Temos outra parte de portugueses que eram aqueles que vieram depois da Primeira e da Segunda Guerra para o Brasil e tudo o mais que têm uma memória ainda de saudosismo até do fascismo. E temos portugueses como eu, que estamos espalhados assim, internacionalistas, farão o que puderem para que o espírito do 25 de Abril se espraie pelo mundo. Mas não somos muitos.

A comunidade portuguesa aqui sempre foi muito reacionária, na França também. Os imigrantes, como esses jovens, são expelidos do seu país. Há um descrédito da política e há um arranhão muito grande à maneira de se fazer política.

BdF RS - Vamos ter algumas agendas aqui em Porto Alegre no 25 de Abril?

Marilinda - Estou muito orgulhosa de estar aqui no Rio Grande do Sul porque vão abrir a Assembleia Legislativa e vão fazer uma sessão solene em comemoração aos 50 anos do 25 de Abril. Isso é uma coisa fantástica. Os gabinetes da Luciana Genro, do Matheus Gomes e do Miguel Rossetto se juntaram e estão promovendo essa sessão no salão Júlio de Castilhos, às18h30, com fado e algumas falas.
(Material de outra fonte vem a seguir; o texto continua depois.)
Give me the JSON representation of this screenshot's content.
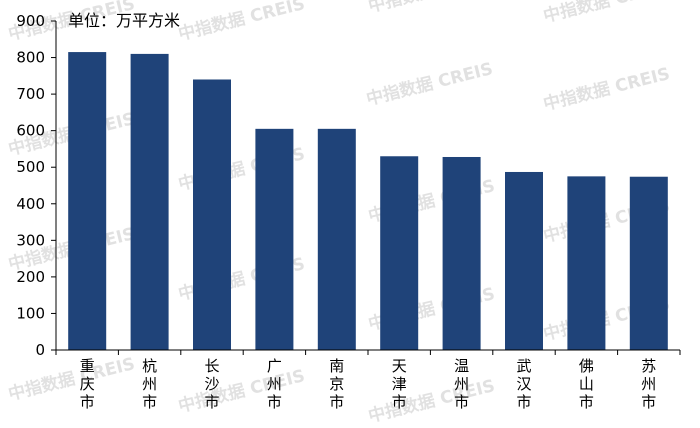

Vai ter a participação desde Lisboa, do Francisco Louçã, líder do Bloco de Esquerda, também.

No domingo vamos fazer uma roda de conversa no Guernica, na Cidade Baixa, na Travessa Venezianos, também com a participação do Ciro Ferreira, que é um músico que toca as canções do Zeca Afonso, a Grândola Vila Morena e tudo o mais. Além disso, tem outros movimentos: exposições no IAB, debate nas livrarias como a Baleia. Não vai passar em brancas nuvens. Porto Alegre é uma cidade que, quando se desperta e se veste com as cores mais bonitas da democracia, é uma cidade onde o povo mais ordena. Quando se veste com as cores da democracia e quando se apaixona pela luta. 

BdF RS - E será que a gente vai se vestir com essas cores novamente?

Marilinda - Olha, minha amiga, nunca deixaremos a semente morrer e nunca deixaremos que o rio se desvie do seu leito para o mar. Rio Grande é um pouquinho longe, mas Rio Grande está logo ali. Não esqueçamos que o nosso rio é persistente.

Porto Alegre é uma cidade muito particular. Pode ser que às vezes recue, pode ser que as vezes avance, mas a verdade é que Porto Alegre nunca perde esperança. Como diz a canção Porto Alegre é demais.